最近は専らこの話題になることが多かった。
希依音の話によると、以前のコロシアイでは参加者側に幕側の人間が二人もいたらしい。
死んだと思っていた人物が実は死んでいなかった、ということもあったらしく、中々強烈だった。
新庄「前と同じやつが黒幕って可能性はないのか?」
来栖「それは多分ないんじゃないかなあって思うけど
……」
彼女はその目ではっきりと、その人たちが死ぬのを目撃したらしい。
クロが特定された後に行われるオシオキ。それが実行されたのをしっかりと見たのだというが、どうにも生きている可能性を否定しきれないのだとか。
……まだまだ、分からないことだらけだ。
このコロシアイがどうして行われたのかも。どうして俺たちが集められたのかも。
前回起こったというコロシアイと同じように、俺たちの中に幕側の人間がいるのかどうかすら。
……そもそも、本当にコロシアイなんてする必要があったのか?
もし、皆で力を合わせて脱出を試みていたら。誰一人欠けることもなく、今まで通り暮らせていた可能性だってあったんじゃないか。
今更どうしようもできないことくらい、分かっている。
仮定の話は仮定でしかなくて、後からごちゃごちゃと考えることがどんなに無駄なことなのか。

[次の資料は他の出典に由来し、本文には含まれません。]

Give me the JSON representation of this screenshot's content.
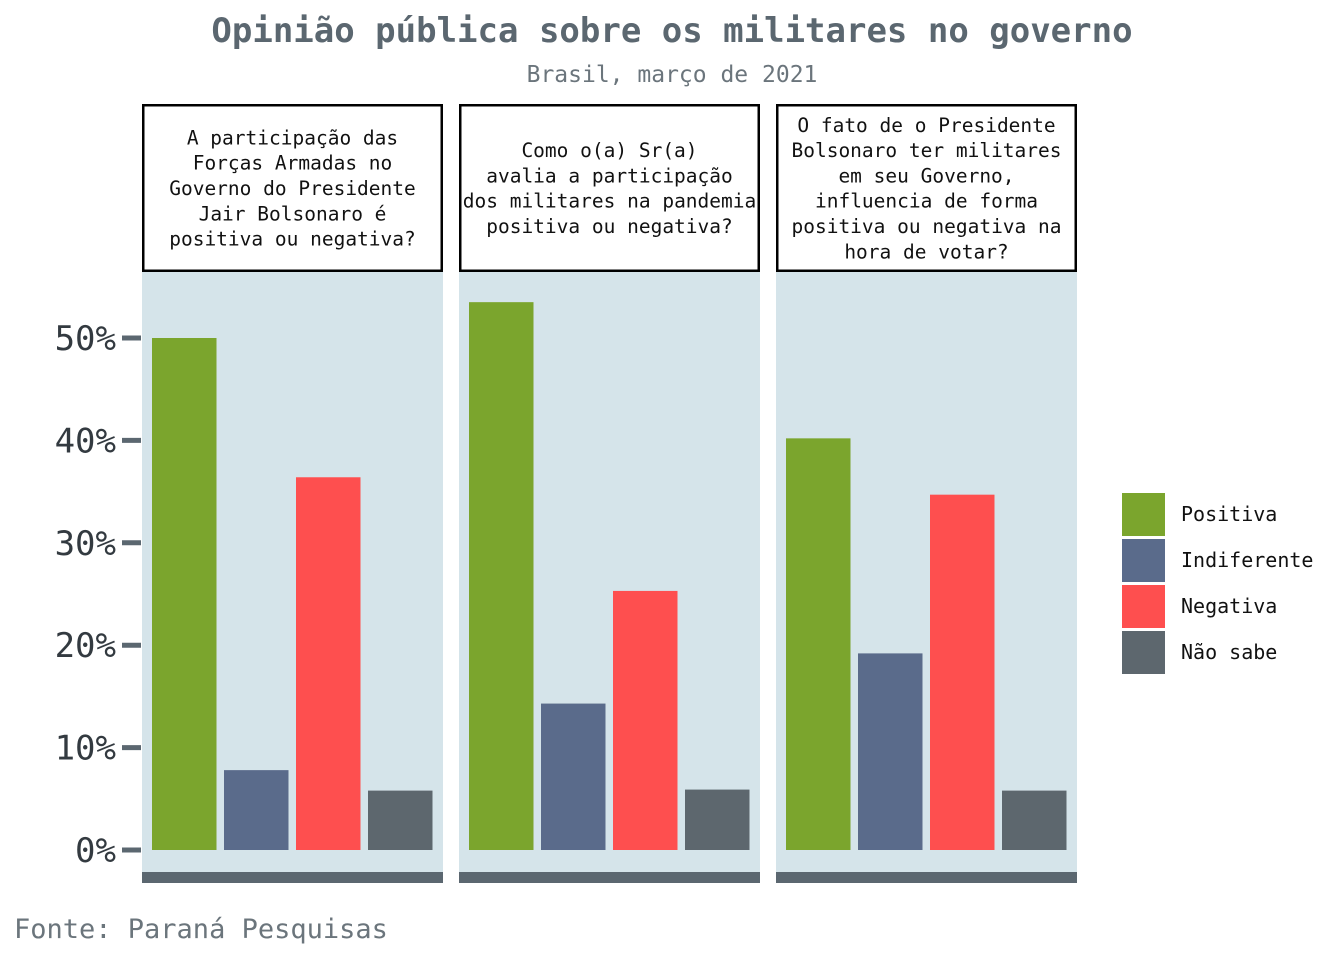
{
  "title": "Opinião pública sobre os militares no governo",
  "subtitle": "Brasil, março de 2021",
  "caption": "Fonte: Paraná Pesquisas",
  "colors": {
    "panel_bg": "#d5e4ea",
    "axis_bar": "#5b6770",
    "Positiva": "#7ba52d",
    "Indiferente": "#5a6b8b",
    "Negativa": "#fe4f4f",
    "Não sabe": "#5d676e"
  },
  "chart_data": {
    "type": "bar",
    "categories": [
      "Positiva",
      "Indiferente",
      "Negativa",
      "Não sabe"
    ],
    "ylim": [
      0,
      55
    ],
    "yticks": [
      0,
      10,
      20,
      30,
      40,
      50
    ],
    "ytick_labels": [
      "0%",
      "10%",
      "20%",
      "30%",
      "40%",
      "50%"
    ],
    "legend": {
      "position": "right",
      "entries": [
        "Positiva",
        "Indiferente",
        "Negativa",
        "Não sabe"
      ]
    },
    "panels": [
      {
        "strip": [
          "A participação das",
          "Forças Armadas no",
          "Governo do Presidente",
          "Jair Bolsonaro é",
          "positiva ou negativa?"
        ],
        "values": [
          50.0,
          7.8,
          36.4,
          5.8
        ]
      },
      {
        "strip": [
          "Como o(a) Sr(a)",
          "avalia a participação",
          "dos militares na pandemia",
          "positiva ou negativa?"
        ],
        "values": [
          53.5,
          14.3,
          25.3,
          5.9
        ]
      },
      {
        "strip": [
          "O fato de o Presidente",
          "Bolsonaro ter militares",
          "em seu Governo,",
          "influencia de forma",
          "positiva ou negativa na",
          "hora de votar?"
        ],
        "values": [
          40.2,
          19.2,
          34.7,
          5.8
        ]
      }
    ]
  }
}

四月一日「私たち、いつになったらおうちに帰れるんだろうね」
暗雲が立ち込めている。
🦄
例えるなら、全身が沸騰しているかのような痛みだった。
胃からせりあがってくる何かがどうしても抑えられなくて。
口から零れだしたそれは、どろりとした血液だった。
腹を一度、刺されただけなのに。どうして全身が悲鳴を上げているんだ。
理解が追い付かなくて、ただただ混乱するばかりだった。
やっとナイフに何かが塗られていた可能性を考えた時には、そいつは次の行動に出ていた。
電源コードのようなものが、手に、足に。色々なところにぐるぐると巻き付けられていく。
その光景をぼんやりと眺めていた。
こいつ、念には念を入れすぎだろ、と思いながら。
瞬間、意識が焼き付く。何が起こったのか、まるで分からない。
けれど、先ほどまで感じていた苦痛が全く感じられなくなって、声を出すことすら億劫で。
俺は死ぬのだろう、と確信した。
絶対に、死ぬわけにはいかなかったのに。
あいつらのこと、守ってやらなきゃいけなかったのに。
俺がこう思うように、今まで死んで行ったやつらにも、やりたいことややらなくちゃいけないことがあったのだろう。
死んだら悲しむやつがいたんだろう。
……コロシアイなんて、どんな理由があっても起こしちゃいけないことだ。
俺はもう、指先すら動かせなくなってしまった。
後は頼んだ。もう、誰も死なせないでくれ。
テメーらならきっと、このコロシアイをおわらせてくれるはずだ。
🦄ㅤ
とても、とってもいい考えだと思ったんですよ。
それを知ったきっかけなんて、些細なことでした。経緯を知ったところで、何になるというのでしょうか。
本当にくだらないですね。
詠「協力していることがバレたから、殺したんだ?しかもあんなに念入りに」
だって、ここでバレたら大変でしょう。楽しくないでしょう。
私に全部の罪を擦り付けて、本当の黒幕は素知らぬ顔して貴方たちの中に紛れ込んだはずですよ。
寧ろ感謝してほしいくらいですね。
ファルマー「キミはあくまでも、協力しただけって言いたいんだねえ」
ええ、そうですよ。
……そうだって、言ってるじゃないですか。
五光木「まさか、バレないようにと思って取った行動が、裏目に出てしまうとは思いませんでしたよ」
あのまま彼を放っておいておいた方が良かったかもしれませんね。彼の言うことを嘘だと信じさせれば、良かったんですし。
そう言うと、皆さんは到底受け入れられない、といったような表情を浮かべました。
矢張「嘘、だろう?そうだって、言って欲しいのだよ
……」
そう言われても、困ってしまいますよ。
もう私は認めるしかないんです。
……それしか、取れる選択肢はないんです。
イカサマをするには遅すぎたんです。
モノリィ「では、オシオキにうつりましょうか」
五光木「おや、私にもオシオキが用意されているのですか?」
モノリィ「ええ。ルールには則ってもらわないと」
……このアーム、傍から見ていた時は分かりませんでしたけど、締める力が物凄く強いんですね。
ちょっと苦しいですよ。
抗議の視線を向けることなんて、しませんでした。
なんだか負けを認めたみたいで癪だったので。
だから、最後は笑顔で。
一人残された貴方に、激励の意味も込めて。